Les coupoles de lumière de la voiture-bar rappellent l’esprit du Second Empire. Du palissandre, du marbre, du verre, du bronze.
La voiture-restaurant
Les motifs de la voiture-restaurant s’inspirent de ceux des tapisseries de Suzanne Lalique dans les premiers trains Orient-Express, avec la technique du carton-pierre, un matériau qui imite la pierre dans des décors de murs ou plafonds. En principe, la pâte qui devient carton-pierre est composée de colle de peau, de craie, d’argile et de papier de soie bouilli. Les lampes à abat-jour revisitent les anciens modèles.
Les couloirs
Les couloirs présentent un plafond voûté et des lampes-fleurs Lalique. On marche sur une moquette graphique.
Les compartiments-voyageurs
Pour les compartiments, les parois sont revêtues de bois précieux et de cuir. Les têtes de lit sont décorées de broderies de bois insérant des perles de nacre et du bronze, par J.-B. Chevalier.
La cabine de douche et le lavabo dans un compartiment-voyageurs du futur train.
En 1928, René Lalique avait créé des panneaux décoratifs en verre pressé-moulé sur feuille d’argent pour les voitures-salon du train Côte d’Azur Pullman (le Train Bleu qui reliait Paris à Vintimille), représentant des merles et des raisins, dessinés par sa fille Suzanne. Ces panneaux récupérés dans les anciennes voitures ornent des niches dans les compartiments voyageurs.
Une affiche publicitaire du Britannique Roger Broders, connu pour ses affiches d’esprit Art Déco représentant Monaco et la Riviera. Regardez le personnage qui symbolise le point de départ et celui pour le point d’arrivée !
En 2024, Accor a établi un partenariat avec LVMH pour que la marque Orient-Express soit exploitée sous plusieurs formes : le voilier, l’hôtel et le train :
Le Voilier Orient-Express Corinthian, 220m de long, 54 suites pensées par Maxime d’Angeac, prévu pour juin 2026. Comme pour les trains, la direction culinaire a été confiée au chef étoilé Yannick Alléno.
Le premier hôtel Orient-Express, ouvert en 2025, est l’Hôtel La Minerva à Rome près du Panthéon, dans l’ancien palais Fonseca du 17e siècle, près du célèbre obélisque surmontant un éléphant, œuvre du Bernin. 93 chambres et suites. La décoration a été confiée au designer Hugo Toro, architecte d’intérieur des restaurants Gigi (Paris, Val d’Isère, Ramatuelle).

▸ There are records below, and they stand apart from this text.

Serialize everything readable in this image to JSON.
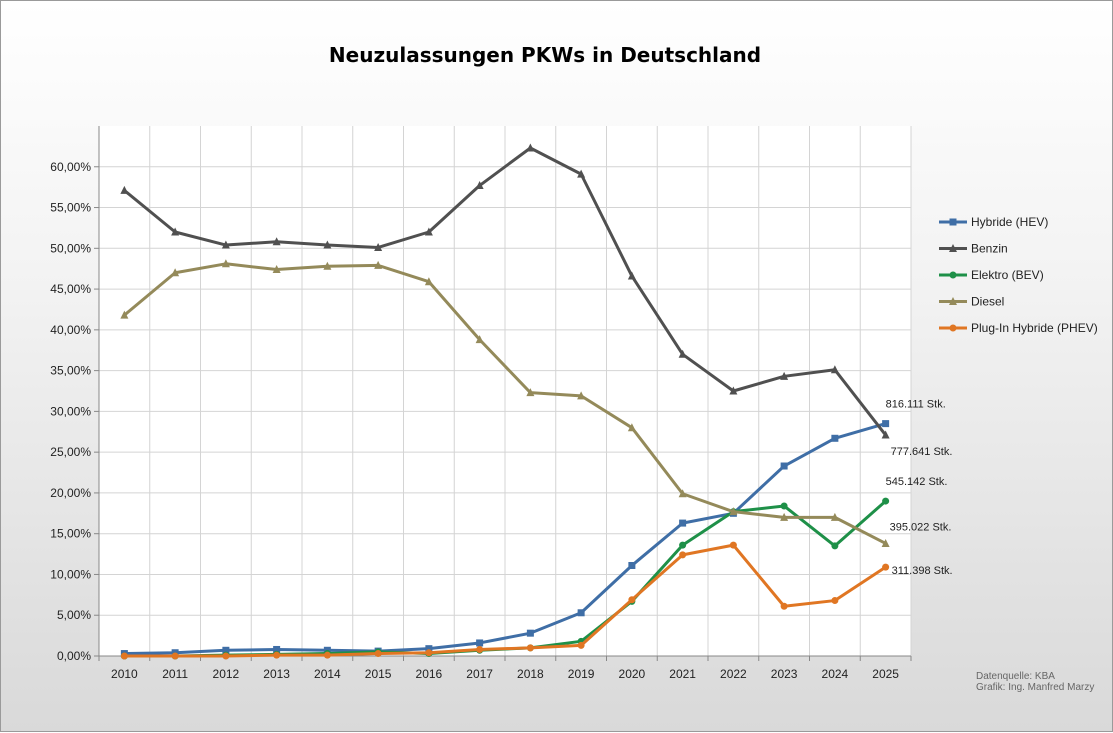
{
  "chart_data": {
    "type": "line",
    "title": "Neuzulassungen PKWs in Deutschland",
    "xlabel": "",
    "ylabel": "",
    "categories": [
      "2010",
      "2011",
      "2012",
      "2013",
      "2014",
      "2015",
      "2016",
      "2017",
      "2018",
      "2019",
      "2020",
      "2021",
      "2022",
      "2023",
      "2024",
      "2025"
    ],
    "ylim": [
      0,
      65
    ],
    "yticks": [
      0,
      5,
      10,
      15,
      20,
      25,
      30,
      35,
      40,
      45,
      50,
      55,
      60
    ],
    "ytick_labels": [
      "0,00%",
      "5,00%",
      "10,00%",
      "15,00%",
      "20,00%",
      "25,00%",
      "30,00%",
      "35,00%",
      "40,00%",
      "45,00%",
      "50,00%",
      "55,00%",
      "60,00%"
    ],
    "grid": true,
    "legend_position": "right",
    "series": [
      {
        "name": "Hybride (HEV)",
        "color": "#3f6ea6",
        "marker": "square",
        "values": [
          0.3,
          0.4,
          0.7,
          0.8,
          0.7,
          0.6,
          0.9,
          1.6,
          2.8,
          5.3,
          11.1,
          16.3,
          17.5,
          23.3,
          26.7,
          28.5
        ],
        "end_label": "816.111 Stk."
      },
      {
        "name": "Benzin",
        "color": "#505050",
        "marker": "triangle",
        "values": [
          57.1,
          52.0,
          50.4,
          50.8,
          50.4,
          50.1,
          52.0,
          57.7,
          62.3,
          59.1,
          46.6,
          37.0,
          32.5,
          34.3,
          35.1,
          27.1
        ],
        "end_label": "777.641 Stk."
      },
      {
        "name": "Elektro (BEV)",
        "color": "#1e9048",
        "marker": "circle",
        "values": [
          0.0,
          0.0,
          0.1,
          0.2,
          0.3,
          0.5,
          0.3,
          0.7,
          1.0,
          1.8,
          6.7,
          13.6,
          17.7,
          18.4,
          13.5,
          19.0
        ],
        "end_label": "545.142 Stk."
      },
      {
        "name": "Diesel",
        "color": "#948a5a",
        "marker": "triangle",
        "values": [
          41.8,
          47.0,
          48.1,
          47.4,
          47.8,
          47.9,
          45.9,
          38.8,
          32.3,
          31.9,
          28.0,
          19.9,
          17.7,
          17.0,
          17.0,
          13.8
        ],
        "end_label": "395.022 Stk."
      },
      {
        "name": "Plug-In Hybride (PHEV)",
        "color": "#e07623",
        "marker": "circle",
        "values": [
          0.0,
          0.0,
          0.0,
          0.1,
          0.1,
          0.3,
          0.4,
          0.8,
          1.0,
          1.3,
          6.9,
          12.4,
          13.6,
          6.1,
          6.8,
          10.9
        ],
        "end_label": "311.398 Stk."
      }
    ]
  },
  "footer": {
    "source": "Datenquelle: KBA",
    "author": "Grafik: Ing. Manfred Marzy"
  }
}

Puis, à Venise, étape historique de l’Orient Express, l’Hôtel Palazzo Donà Giovannelli a ouvert en 2025 dans un palais du 15ème siècle : 47 chambres et suites.
Les trains qui circulent déjà sont :
Le Venice-Simplon-Orient-Express entre Paris et Venise ou Istanbul, opéré par Belmond (LVMH).
Le Dolce Vita Orient-Express, inspiré des années 1960, en Italie (Accor). Lancé en 2025, il s’agit du premier train de luxe entièrement conçu en Italie, composé de 31 compartiments-voyageurs. Il propose 8 itinéraires exclusifs dans la péninsule italienne.
Le nouveau train présenté ici, le Nostalgie-Istanbul-Orient-Express, sera, en 2027, la nouvelle étape de cette renaissance, et un Ambassadeur du luxe à la française.